成長痛がなぜ痛むのかはっきりとした成因は分かっていません。3〜12歳頃によくみられる夜間の膝や下腿の疼痛で、痛みにより時にひどく泣いたりしますが、翌朝はケロッと治って普通に動くのが特徴です。それゆえ朝になっても痛みが続くようですと他の病気やケガの可能性が高いと言えます。ただし朝になると痛みが無いから他の病気では無いとは言えません。

成長痛、実はまだ分かっていないことが多い

成長痛は1800年代から報告されている古い概念ですが、痛みが実際の骨の成長速度が最も速い時期と一致しないことが分かっており、なぜ「成長」という名前がついているのか自体、医学的な裏付けがあるわけではありません。診断は今も臨床像(両側性、夜間〜夕方の痛み、翌朝には正常に戻る、関節の腫れや跛行を伴わない)に基づく除外診断であり、確立した検査基準はありません(Lehman PJ, Carl RL. Sports Health. 2017;9(2):132-138)。近年は、下肢がむずむずして動かしたくなる「むずむず脚症候群(レストレスレッグス症候群)」との症状の重なりや、片頭痛との併存が指摘されるなど、単一の原因ではなく複数の要因が関わっている可能性が研究されています。

他の病気を除外することが診断の基本

診断は他の病気(骨折、捻挫、炎症、筋膜炎、腫瘍性病変)が無いことを確認します。股関節周りの疾患でも膝や下腿の痛みを訴えることがあるので注意が必要です。

心理的な要因との関係は、まだはっきりしていない

精神的なものでも起こることもあり、例えば、弟や妹が出来てかまって欲しくて痛みを訴えるといったこともあるようです。

「心理的な要因」をどこまで言い切れるか

成長痛の原因がはっきりしないことから、心理的な要因が関わっているのではないか、という仮説は以前から提唱されています。ただし、この仮説を裏づける説得力のある証拠は今のところ見つかっていないというのが、この分野のレビューにおける評価です。ある縦断研究では、成長痛のある子供は、そうでない子供に比べて親から「気分の波が大きい」「行動面の問題がある」と評価される傾向がやや高かったものの、学校の先生からは他の子供と同様の評価を受けていた、という一貫しない結果も報告されています(Goodyear-Smith F, Arroll B. BMJ. 2006;333(7566):456-457)。「下の子ができて構ってほしくて痛みを訴える」といった説明は、臨床の現場でよく語られる印象ではありますが、医学的に実証された機序ではなく、あくまで一つの臨床的な仮説として理解しておくのが適切です。

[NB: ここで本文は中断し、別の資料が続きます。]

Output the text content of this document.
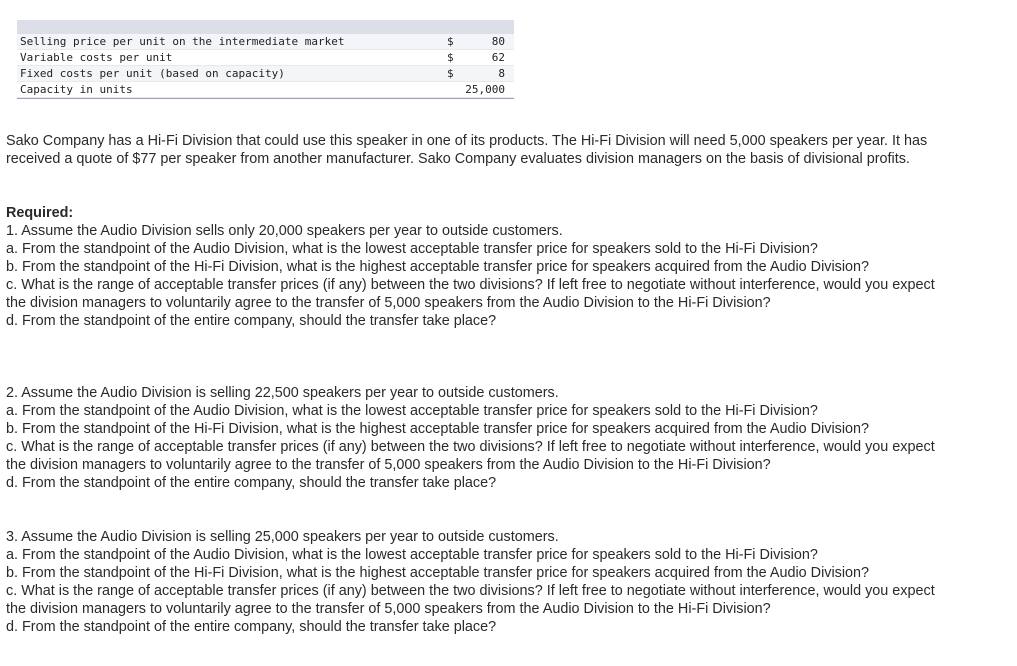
Selling price per unit on the intermediate market	$	80
Variable costs per unit	$	62
Fixed costs per unit (based on capacity)	$	8
Capacity in units	25,000

Sako Company has a Hi-Fi Division that could use this speaker in one of its products. The Hi-Fi Division will need 5,000 speakers per year. It has received a quote of $77 per speaker from another manufacturer. Sako Company evaluates division managers on the basis of divisional profits.

Required:

1. Assume the Audio Division sells only 20,000 speakers per year to outside customers.

a. From the standpoint of the Audio Division, what is the lowest acceptable transfer price for speakers sold to the Hi-Fi Division?

b. From the standpoint of the Hi-Fi Division, what is the highest acceptable transfer price for speakers acquired from the Audio Division?

c. What is the range of acceptable transfer prices (if any) between the two divisions? If left free to negotiate without interference, would you expect the division managers to voluntarily agree to the transfer of 5,000 speakers from the Audio Division to the Hi-Fi Division?

d. From the standpoint of the entire company, should the transfer take place?

2. Assume the Audio Division is selling 22,500 speakers per year to outside customers.

a. From the standpoint of the Audio Division, what is the lowest acceptable transfer price for speakers sold to the Hi-Fi Division?

b. From the standpoint of the Hi-Fi Division, what is the highest acceptable transfer price for speakers acquired from the Audio Division?

c. What is the range of acceptable transfer prices (if any) between the two divisions? If left free to negotiate without interference, would you expect the division managers to voluntarily agree to the transfer of 5,000 speakers from the Audio Division to the Hi-Fi Division?

d. From the standpoint of the entire company, should the transfer take place?

3. Assume the Audio Division is selling 25,000 speakers per year to outside customers.

a. From the standpoint of the Audio Division, what is the lowest acceptable transfer price for speakers sold to the Hi-Fi Division?

b. From the standpoint of the Hi-Fi Division, what is the highest acceptable transfer price for speakers acquired from the Audio Division?

c. What is the range of acceptable transfer prices (if any) between the two divisions? If left free to negotiate without interference, would you expect the division managers to voluntarily agree to the transfer of 5,000 speakers from the Audio Division to the Hi-Fi Division?

d. From the standpoint of the entire company, should the transfer take place?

診断に当たっては他の疾患が無いかどうかしっかり診ることが重要です。ご家族も安易に成長痛だと決めつけずしっかりと診察を受けるようにしてください。

参考文献一覧を見る(全2件)
  1. Lehman PJ, Carl RL. Growing pains: When to be concerned. Sports Health. 2017;9(2):132-138.
  2. Goodyear-Smith F, Arroll B. Growing pains: parents and children need reassuring about this self limiting condition of unknown cause. BMJ. 2006;333(7566):456-457.